‘Dear Edward’ builds a story of resilience around a fatal plane crash
Review by Brian Lowry, CNN
Finding drama and resilience in the seeds of tragedy, “Dear Edward” is a sensitively done series that never fully recovers from its challenging premise, built as it is around a 12-year-old boy who’s the lone survivor of a plane crash, and the lingering impact on those who knew the dead. Intended to be uplifting, the Apple TV+ show is too much of a bummer to wholly recommend boarding this flight.
Adapted by Jason Katims (“Friday Night Lights”) from the novel by Ann Napolitano, the series builds up toward the crash in the premiere, and over the subsequent episodes features a vast assortment of characters, each connected to someone on the ill-fated plane.

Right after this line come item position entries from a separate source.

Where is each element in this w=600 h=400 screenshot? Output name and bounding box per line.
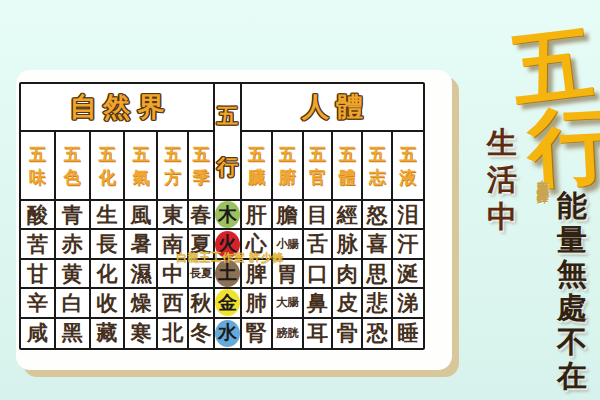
col-header-label: 五色 [62,143,82,188]
element-badge-水: 水 [215,320,240,347]
cell-body-r0-c5: 泪 [393,201,423,230]
cell-body-r2-c4: 思 [363,260,393,289]
cell-nature-r3-c4: 西 [158,289,189,318]
col-header-nature-2: 五化 [91,132,126,201]
slogan-char: 在 [557,361,587,391]
cell-body-r1-c4: 喜 [363,230,393,259]
group-header-nature-label: 自然界 [70,89,172,125]
cell-body-r0-c2: 目 [304,201,334,230]
cell-body-r0-c0: 肝 [242,201,273,230]
cell-nature-r4-c4: 北 [158,319,189,348]
cell-body-r1-c3: 脉 [333,230,363,259]
col-header-nature-1: 五色 [56,132,91,201]
col-header-label: 五味 [28,143,48,188]
group-header-nature: 自然界 [21,84,215,132]
cell-nature-r2-c2: 化 [91,260,126,289]
slogan-char: 無 [557,259,587,289]
cell-nature-r4-c1: 黑 [56,319,91,348]
col-header-nature-5: 五季 [189,132,215,201]
five-elements-poster: 自然界 五行 人體 五味五色五化五氣五方五季五臟五腑五官五體五志五液酸青生風東春… [0,0,600,400]
cell-body-r4-c5: 睡 [393,319,423,348]
cell-element-水: 水 [215,319,242,348]
slogan-char: 活 [487,165,517,195]
element-badge-木: 木 [215,201,240,228]
col-header-body-0: 五臟 [242,132,273,201]
cell-body-r4-c0: 腎 [242,319,273,348]
cell-nature-r4-c5: 冬 [189,319,215,348]
cell-body-r3-c4: 悲 [363,289,393,318]
group-header-body-label: 人體 [302,89,370,125]
group-header-body: 人體 [242,84,423,132]
cell-body-r2-c2: 口 [304,260,334,289]
col-header-label: 五志 [367,143,387,188]
cell-nature-r4-c0: 咸 [21,319,56,348]
slogan-char: 量 [557,225,587,255]
cell-body-r2-c3: 肉 [333,260,363,289]
cell-body-r0-c4: 怒 [363,201,393,230]
col-header-label: 五腑 [277,143,297,188]
cell-nature-r3-c3: 燥 [125,289,158,318]
cell-nature-r1-c1: 赤 [56,230,91,259]
slogan-main: 能量無處不在 [557,191,587,391]
cell-body-r3-c2: 鼻 [304,289,334,318]
cell-nature-r0-c1: 青 [56,201,91,230]
col-header-label: 五官 [308,143,328,188]
col-header-label: 五臟 [247,143,267,188]
cell-nature-r1-c2: 長 [91,230,126,259]
col-header-body-5: 五液 [393,132,423,201]
slogan-char: 能 [557,191,587,221]
cell-nature-r0-c0: 酸 [21,201,56,230]
cell-element-木: 木 [215,201,242,230]
cell-nature-r0-c3: 風 [125,201,158,230]
col-header-body-2: 五官 [304,132,334,201]
cell-body-r3-c0: 肺 [242,289,273,318]
wuxing-grid: 自然界 五行 人體 五味五色五化五氣五方五季五臟五腑五官五體五志五液酸青生風東春… [19,82,425,350]
cell-nature-r3-c0: 辛 [21,289,56,318]
slogan-char: 處 [557,293,587,323]
slogan-char: 不 [557,327,587,357]
cell-body-r3-c3: 皮 [333,289,363,318]
cell-nature-r2-c1: 黄 [56,260,91,289]
group-header-wuxing: 五行 [215,84,242,201]
cell-nature-r0-c5: 春 [189,201,215,230]
cell-body-r4-c4: 恐 [363,319,393,348]
col-header-label: 五體 [338,143,358,188]
cell-nature-r2-c3: 濕 [125,260,158,289]
cell-nature-r0-c4: 東 [158,201,189,230]
cell-nature-r2-c0: 甘 [21,260,56,289]
cell-nature-r3-c1: 白 [56,289,91,318]
watermark-vertical: 白龍王工作室許少鋒 [534,170,551,184]
col-header-label: 五季 [191,143,211,188]
col-header-label: 五方 [163,143,183,188]
col-header-body-3: 五體 [333,132,363,201]
col-header-body-1: 五腑 [273,132,304,201]
cell-body-r4-c3: 骨 [333,319,363,348]
col-header-label: 五液 [398,143,418,188]
cell-body-r1-c5: 汗 [393,230,423,259]
slogan-prefix: 生活中 [487,128,517,232]
cell-nature-r1-c0: 苦 [21,230,56,259]
col-header-label: 五化 [97,143,117,188]
watermark-table: 白龍王工作室 許少鋒 [176,250,284,265]
group-header-wuxing-label: 五行 [216,91,239,192]
slogan-char: 中 [487,202,517,232]
cell-body-r2-c5: 涎 [393,260,423,289]
cell-body-r0-c3: 經 [333,201,363,230]
chart-card: 自然界 五行 人體 五味五色五化五氣五方五季五臟五腑五官五體五志五液酸青生風東春… [16,70,452,370]
cell-body-r0-c1: 膽 [273,201,304,230]
cell-body-r4-c2: 耳 [304,319,334,348]
cell-nature-r3-c2: 收 [91,289,126,318]
col-header-nature-0: 五味 [21,132,56,201]
cell-nature-r4-c2: 藏 [91,319,126,348]
cell-nature-r0-c2: 生 [91,201,126,230]
col-header-body-4: 五志 [363,132,393,201]
col-header-nature-4: 五方 [158,132,189,201]
cell-element-金: 金 [215,289,242,318]
col-header-nature-3: 五氣 [125,132,158,201]
cell-nature-r4-c3: 寒 [125,319,158,348]
col-header-label: 五氣 [131,143,151,188]
slogan-char: 生 [487,128,517,158]
cell-body-r4-c1: 膀胱 [273,319,304,348]
cell-body-r1-c2: 舌 [304,230,334,259]
cell-body-r3-c5: 涕 [393,289,423,318]
element-badge-金: 金 [215,289,240,316]
cell-body-r3-c1: 大腸 [273,289,304,318]
cell-nature-r1-c3: 暑 [125,230,158,259]
cell-nature-r3-c5: 秋 [189,289,215,318]
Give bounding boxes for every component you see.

As for Edward (Colin O’Brien), he’s dubbed “the miracle boy,” but has to endure the grief of having lost his whole family while moving in with his aunt Lacey (“Orange is the New Black’s” Taylor Schilling), who had a complicated relationship with her sister, Edward’s mom.
Edward finds some solace from hanging out with a neighbor girl, Shay (Eva Ariel Binder), and still regularly engages with and receives advice from his late older brother (Maxwell Jenkins), a device that feels vaguely off-putting as employed.
The crash, meanwhile, produces multiple ongoing storylines, including Dee Dee (Connie Britton, in a “Friday Night Lights” reunion), who discovers hard truths about her late husband’s secret life and surprising financial state; Adriana (Anna Uzele), who grapples with whether to pursue her late grandmother’s congressional seat; and Steve (Ivan Shaw), who, in mourning his estranged brother, begins interacting with his fiancée, Amanda (Brittany S. Hall).
That barely scratches the surface of the assorted subplots, which come together and intersect via a support group for the survivors, but it offers a sense of the way “Dear Edward” explores how people can forge unexpected bonds as they grapple with such a shattering event.
The performances are generally first rate, and so is the writing, such as Edward saying, “I don’t know who I am,” to which Shay quietly responds, “Join the club.”
Grief on a lesser scale has served as the backdrop for a number of recent series, including the Apple comedy “Shrinking.” The subject matter is emotional — how could it not be? — but there’s an uneven nature here to the various and abundant storylines, some of which begin to feel repetitive even over the course of this first season in their mix of guilt and sadness and painful secrets.
It’s possible, in other words, to see “Dear Edward” as being meticulously executed and occasionally quite affecting, and still come away feeling as if it’s simply not worth the effort. With apologies to that aforementioned Katims series, it’s an instance where a series with admirable intentions — graced with clear eyes and full hearts — actually can lose.
“Dear Edward” premieres February 3 on Apple TV+. (Disclosure: Lowry’s wife works for a unit of Apple.)